New and improved: To keep current sellers loyal and attract new ones to the platform, Walmart announced a slate of new marketplace features at its seller summit.

  • With Brand Shops and Brand Shelves, merchants can create their own dedicated storefronts to highlight specific products and differentiate themselves from the competition.
  • Merchants with physical stores can now use Walmart’s technology to enable in-store pickup and same-day delivery.
  • Sellers can also use Walmart Fulfillment Services to ship big and bulky items.

On the other hand: Amazon is bulking up its fulfillment services, too.

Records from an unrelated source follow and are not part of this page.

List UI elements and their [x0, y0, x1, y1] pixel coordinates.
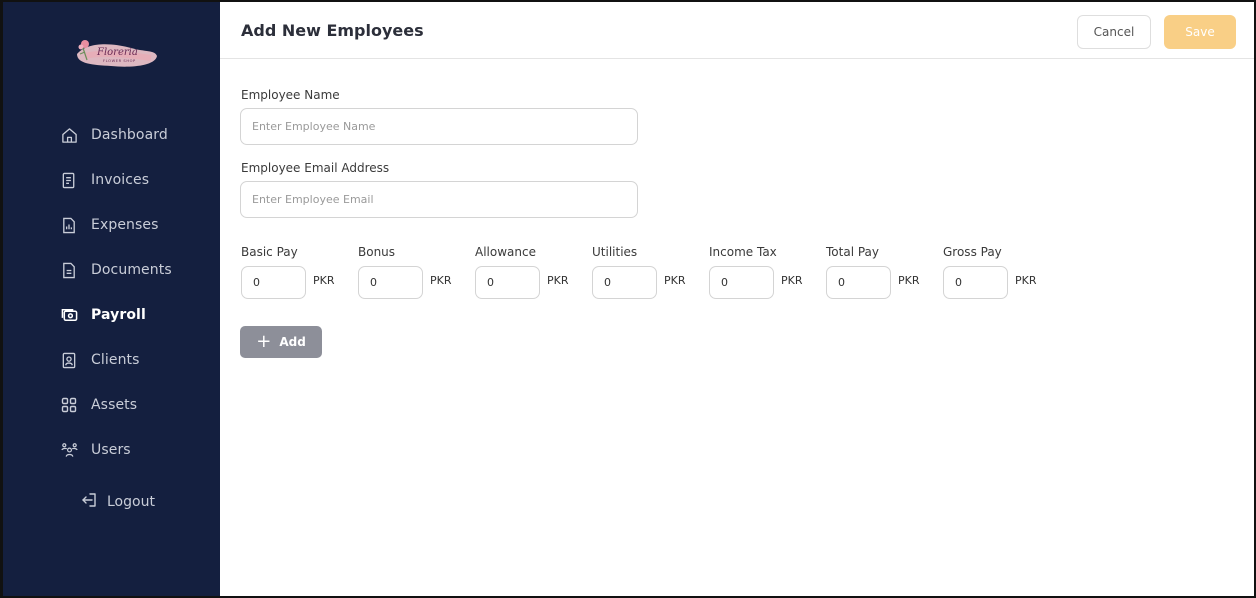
total-pay-input[interactable] [826, 266, 891, 299]
allowance-input[interactable] [475, 266, 540, 299]
basic-pay-label: Basic Pay [241, 245, 298, 259]
allowance-label: Allowance [475, 245, 536, 259]
sidebar-item-payroll[interactable]: Payroll [3, 295, 220, 335]
page-header: Add New Employees Cancel Save [220, 2, 1254, 59]
pay-field-income-tax: Income Tax PKR [709, 245, 819, 305]
expenses-icon [60, 216, 78, 234]
pay-field-utilities: Utilities PKR [592, 245, 702, 305]
add-button-label: Add [279, 335, 306, 349]
pay-field-basic-pay: Basic Pay PKR [241, 245, 351, 305]
sidebar-item-label: Users [91, 442, 131, 458]
sidebar: Floreria FLOWER SHOP Dashboard Invoices … [3, 2, 220, 596]
invoice-icon [60, 171, 78, 189]
currency-unit: PKR [313, 274, 335, 287]
sidebar-item-clients[interactable]: Clients [3, 340, 220, 380]
sidebar-item-label: Expenses [91, 217, 159, 233]
sidebar-item-label: Invoices [91, 172, 150, 188]
pay-field-total-pay: Total Pay PKR [826, 245, 936, 305]
income-tax-label: Income Tax [709, 245, 777, 259]
svg-text:FLOWER SHOP: FLOWER SHOP [103, 59, 136, 63]
document-icon [60, 261, 78, 279]
assets-icon [60, 396, 78, 414]
bonus-input[interactable] [358, 266, 423, 299]
sidebar-item-assets[interactable]: Assets [3, 385, 220, 425]
employee-name-input[interactable] [240, 108, 638, 145]
income-tax-input[interactable] [709, 266, 774, 299]
sidebar-item-label: Payroll [91, 307, 146, 323]
pay-field-gross-pay: Gross Pay PKR [943, 245, 1053, 305]
cancel-button[interactable]: Cancel [1077, 15, 1151, 49]
gross-pay-label: Gross Pay [943, 245, 1002, 259]
sidebar-item-label: Assets [91, 397, 138, 413]
page-title: Add New Employees [241, 21, 424, 40]
currency-unit: PKR [430, 274, 452, 287]
home-icon [60, 126, 78, 144]
employee-email-label: Employee Email Address [241, 161, 390, 175]
gross-pay-input[interactable] [943, 266, 1008, 299]
bonus-label: Bonus [358, 245, 396, 259]
client-icon [60, 351, 78, 369]
plus-icon: + [256, 331, 272, 352]
brand-logo: Floreria FLOWER SHOP [71, 32, 159, 74]
currency-unit: PKR [898, 274, 920, 287]
currency-unit: PKR [664, 274, 686, 287]
currency-unit: PKR [781, 274, 803, 287]
basic-pay-input[interactable] [241, 266, 306, 299]
sidebar-item-label: Dashboard [91, 127, 168, 143]
logout-label: Logout [107, 494, 155, 510]
payroll-icon [60, 306, 78, 324]
logout-icon [81, 492, 97, 512]
total-pay-label: Total Pay [826, 245, 879, 259]
add-button[interactable]: + Add [240, 326, 322, 358]
sidebar-item-expenses[interactable]: Expenses [3, 205, 220, 245]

  • The ecommerce giant has relaunched its ground shipping service, Amazon Shipping, and reopened its Seller Fulfilled Prime program, which allows merchants to use logistic services other than Amazon’s own to deliver goods.
  • Amazon has also launched Supply Chain by Amazon, an end-to-end service that enables merchants to move goods quickly from manufacturers to customers’ doorsteps.

Walmart’s secret weapon: Though Walmart Inc. will generate only a fraction of what Amazon’s marketplace ecommerce sales will be this year ($8.57 billion vs $277.91 billion, per our forecast), its physical footprint gives it an advantage.

  • If Walmart used its stores as marketplace fulfillment centers (like it does with its own merchandise), it could speed up delivery times, potentially in a cheaper way.
  • This could also attract more sellers looking for quicker fulfillment options.

“Walmart’s unique strength in online retail comes from retail stores that fulfill 50% of online orders,” wrote Juozas Kaziukėnas, founder of Marketplace Pulse, in a recent post. “[But] the marketplace doesn’t integrate into that … that’s the critical integration to unlock, more important than the next 100,000 sellers and their 100s of millions of products.”